地球儀
著者:牧野信一
ちきゅうぎ - まきの しんいち
文字数:4,028 底本発行年:1924
祖父の十七年の法要があるから帰れ――といふ母からの手紙で、私は二タ月振り位ひで小田原の家へ帰つた。
「此頃はどうなの?」私は父のことを訊ねた。
「だん/\悪くなるばかり……」母は押入を片附けながら云つた。 続けて、そんな気分を振り棄てるやうに、
「此方の家はほんとに狭くて斯んな時には全く困つて了ふ。 第一何処に何が蔵つてあるんだか少しも解らない。」 などと呟いてゐた。
「僕の事をおこつてゐますか?」
「カンカン!」母は面倒くさゝうに云つた。
「ふゝん!」
「これからもうお金なんて一文もやるんぢやないツて――私まで大変おこられた。」
「チエツ!」と私はセヽラ笑つた。 屹度さうくるだらうとは思つてゐたものゝ、明らかに云はれて見るとドキツとした。 セヽラ笑つて見たところで、私自身も母も、私自身の無能とカラ元気とを却つて醜く感ずるばかりだ。
「もうお父さんの事はあてにならないよ。 あの年になつての事だもの……」
これは父の放蕩を意味するのだつた。
「勝手にするがいゝさ。」 私はおこつたやうな口調で呟くと、如何にも腹には確然とした或る自信があるやうな顔をした。 斯んなものゝ云ひ方や斯んな態度は、私が此頃になつて初めて発見した母に対する一種のコケトリーだつた。 だが私が用ふのは何時も此手段の他はなく、さうして其場限りで何の効もないので今ではもう母の方で、もう聞き飽きたよといふ顔をするのだつた。
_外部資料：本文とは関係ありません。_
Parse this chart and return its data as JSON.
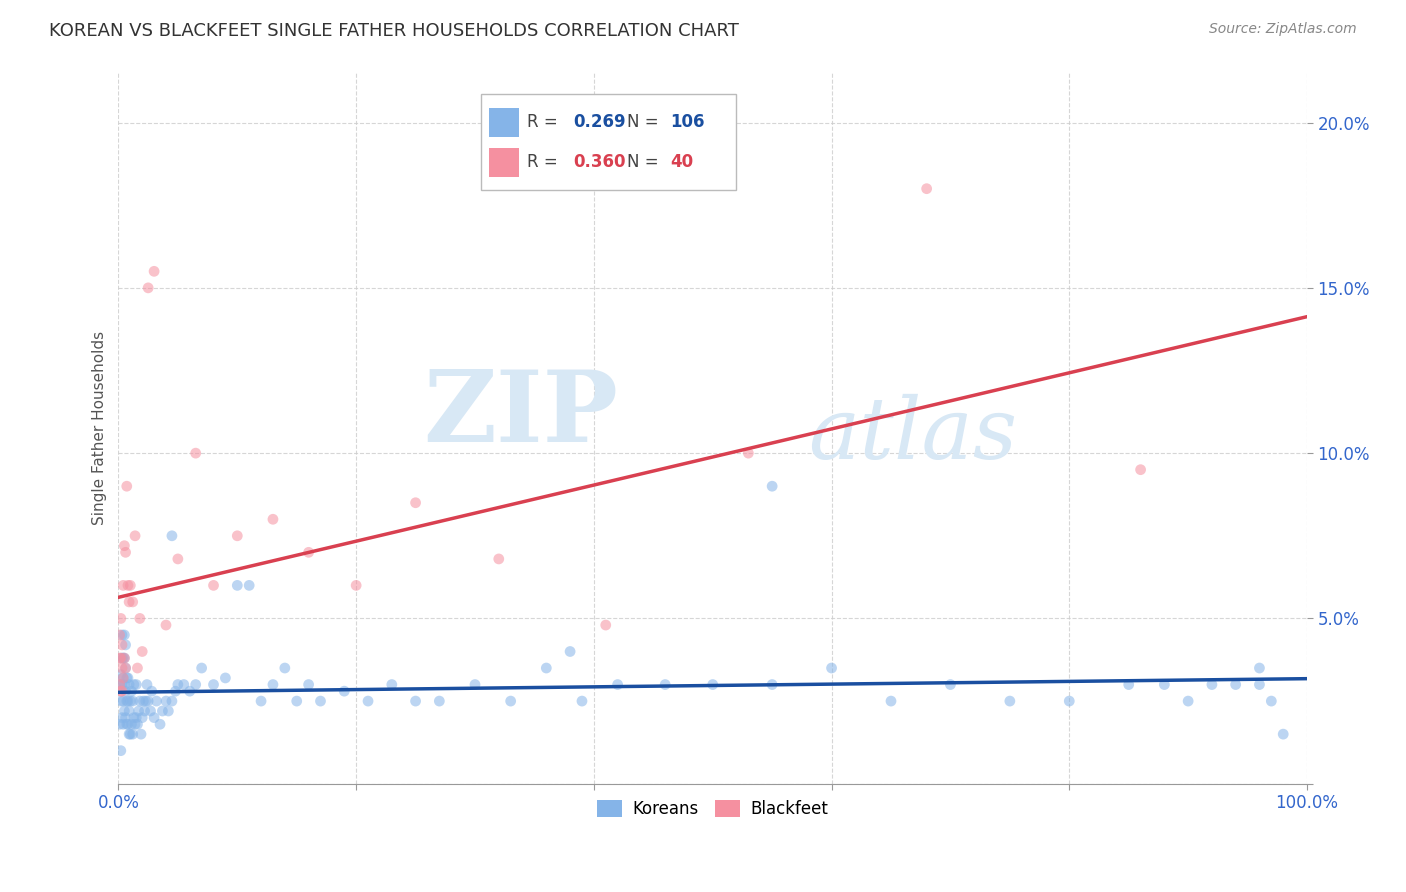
{
  "title": "KOREAN VS BLACKFEET SINGLE FATHER HOUSEHOLDS CORRELATION CHART",
  "source": "Source: ZipAtlas.com",
  "ylabel": "Single Father Households",
  "xlim": [
    0,
    1.0
  ],
  "ylim": [
    0,
    0.215
  ],
  "korean_color": "#85b4e8",
  "blackfeet_color": "#f590a0",
  "korean_line_color": "#1a4fa0",
  "blackfeet_line_color": "#d94050",
  "korean_R": 0.269,
  "korean_N": 106,
  "blackfeet_R": 0.36,
  "blackfeet_N": 40,
  "background_color": "#ffffff",
  "grid_color": "#cccccc",
  "title_color": "#333333",
  "axis_label_color": "#555555",
  "tick_label_color": "#3366cc",
  "watermark_color": "#d8e8f5",
  "koreans_x": [
    0.001,
    0.001,
    0.002,
    0.002,
    0.002,
    0.003,
    0.003,
    0.003,
    0.003,
    0.004,
    0.004,
    0.004,
    0.004,
    0.005,
    0.005,
    0.005,
    0.005,
    0.006,
    0.006,
    0.006,
    0.006,
    0.007,
    0.007,
    0.007,
    0.008,
    0.008,
    0.008,
    0.009,
    0.009,
    0.009,
    0.01,
    0.01,
    0.011,
    0.011,
    0.012,
    0.012,
    0.013,
    0.013,
    0.014,
    0.015,
    0.015,
    0.016,
    0.017,
    0.018,
    0.019,
    0.02,
    0.021,
    0.022,
    0.023,
    0.024,
    0.025,
    0.027,
    0.028,
    0.03,
    0.032,
    0.035,
    0.037,
    0.04,
    0.042,
    0.045,
    0.048,
    0.05,
    0.055,
    0.06,
    0.065,
    0.07,
    0.08,
    0.09,
    0.1,
    0.11,
    0.12,
    0.13,
    0.14,
    0.15,
    0.16,
    0.17,
    0.19,
    0.21,
    0.23,
    0.25,
    0.27,
    0.3,
    0.33,
    0.36,
    0.39,
    0.42,
    0.46,
    0.5,
    0.55,
    0.6,
    0.65,
    0.7,
    0.75,
    0.8,
    0.85,
    0.88,
    0.9,
    0.92,
    0.94,
    0.96,
    0.97,
    0.98,
    0.045,
    0.38,
    0.55,
    0.96
  ],
  "koreans_y": [
    0.03,
    0.018,
    0.01,
    0.025,
    0.033,
    0.02,
    0.03,
    0.038,
    0.045,
    0.025,
    0.032,
    0.038,
    0.018,
    0.022,
    0.03,
    0.038,
    0.045,
    0.02,
    0.028,
    0.035,
    0.042,
    0.018,
    0.025,
    0.032,
    0.018,
    0.025,
    0.032,
    0.015,
    0.022,
    0.03,
    0.015,
    0.025,
    0.018,
    0.028,
    0.015,
    0.025,
    0.02,
    0.03,
    0.018,
    0.02,
    0.03,
    0.018,
    0.022,
    0.025,
    0.015,
    0.02,
    0.025,
    0.022,
    0.025,
    0.03,
    0.025,
    0.022,
    0.028,
    0.02,
    0.025,
    0.018,
    0.022,
    0.025,
    0.022,
    0.025,
    0.028,
    0.03,
    0.03,
    0.028,
    0.03,
    0.035,
    0.03,
    0.032,
    0.06,
    0.06,
    0.025,
    0.03,
    0.035,
    0.025,
    0.03,
    0.025,
    0.028,
    0.025,
    0.03,
    0.025,
    0.025,
    0.03,
    0.025,
    0.035,
    0.025,
    0.03,
    0.03,
    0.03,
    0.03,
    0.035,
    0.025,
    0.03,
    0.025,
    0.025,
    0.03,
    0.03,
    0.025,
    0.03,
    0.03,
    0.03,
    0.025,
    0.015,
    0.075,
    0.04,
    0.09,
    0.035
  ],
  "blackfeet_x": [
    0.001,
    0.001,
    0.001,
    0.002,
    0.002,
    0.002,
    0.003,
    0.003,
    0.003,
    0.004,
    0.004,
    0.005,
    0.005,
    0.006,
    0.006,
    0.007,
    0.008,
    0.009,
    0.01,
    0.012,
    0.014,
    0.016,
    0.018,
    0.02,
    0.025,
    0.03,
    0.04,
    0.05,
    0.065,
    0.08,
    0.1,
    0.13,
    0.16,
    0.2,
    0.25,
    0.32,
    0.41,
    0.53,
    0.68,
    0.86
  ],
  "blackfeet_y": [
    0.03,
    0.038,
    0.045,
    0.028,
    0.038,
    0.05,
    0.028,
    0.035,
    0.042,
    0.032,
    0.06,
    0.038,
    0.072,
    0.035,
    0.07,
    0.09,
    0.06,
    0.055,
    0.06,
    0.055,
    0.075,
    0.035,
    0.05,
    0.04,
    0.15,
    0.155,
    0.048,
    0.068,
    0.1,
    0.06,
    0.075,
    0.08,
    0.07,
    0.06,
    0.085,
    0.068,
    0.048,
    0.1,
    0.18,
    0.095
  ]
}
「もう家もお終ひだ。 私は覚悟してゐる。」 と母は云つた。
私は、母が云ふこの種の言葉は凡て母が感情に走つて云ふのだ、といふ風にばかり事更に解釈しようと努めた。
「だけど、まアどうにかなるでせうね。」 私は何の意味もなく、たゞ自分を慰めるやうに易々と見せかけた。 斯んな私の楽天的な態度にもすつかり母は愛想を尽してゐた。
母は、ちよつと笑ひを浮べた儘黙つて、煙草盆を箱から出しては一つ一つ拭いてゐた。
私も、話だけでも父の事に触れるのは厭になつた。
「明日は叔父さん達も皆な来るでせう。」
「皆な来ると云つて寄こした。」
また父の事が口に出さうになつた。
「躑躅が好く咲いてる。」 と私は云つた。
「お前でも花などに気がつく事があるの。」
「そりや、ありますとも。」 と私は笑つた。 母も笑つた。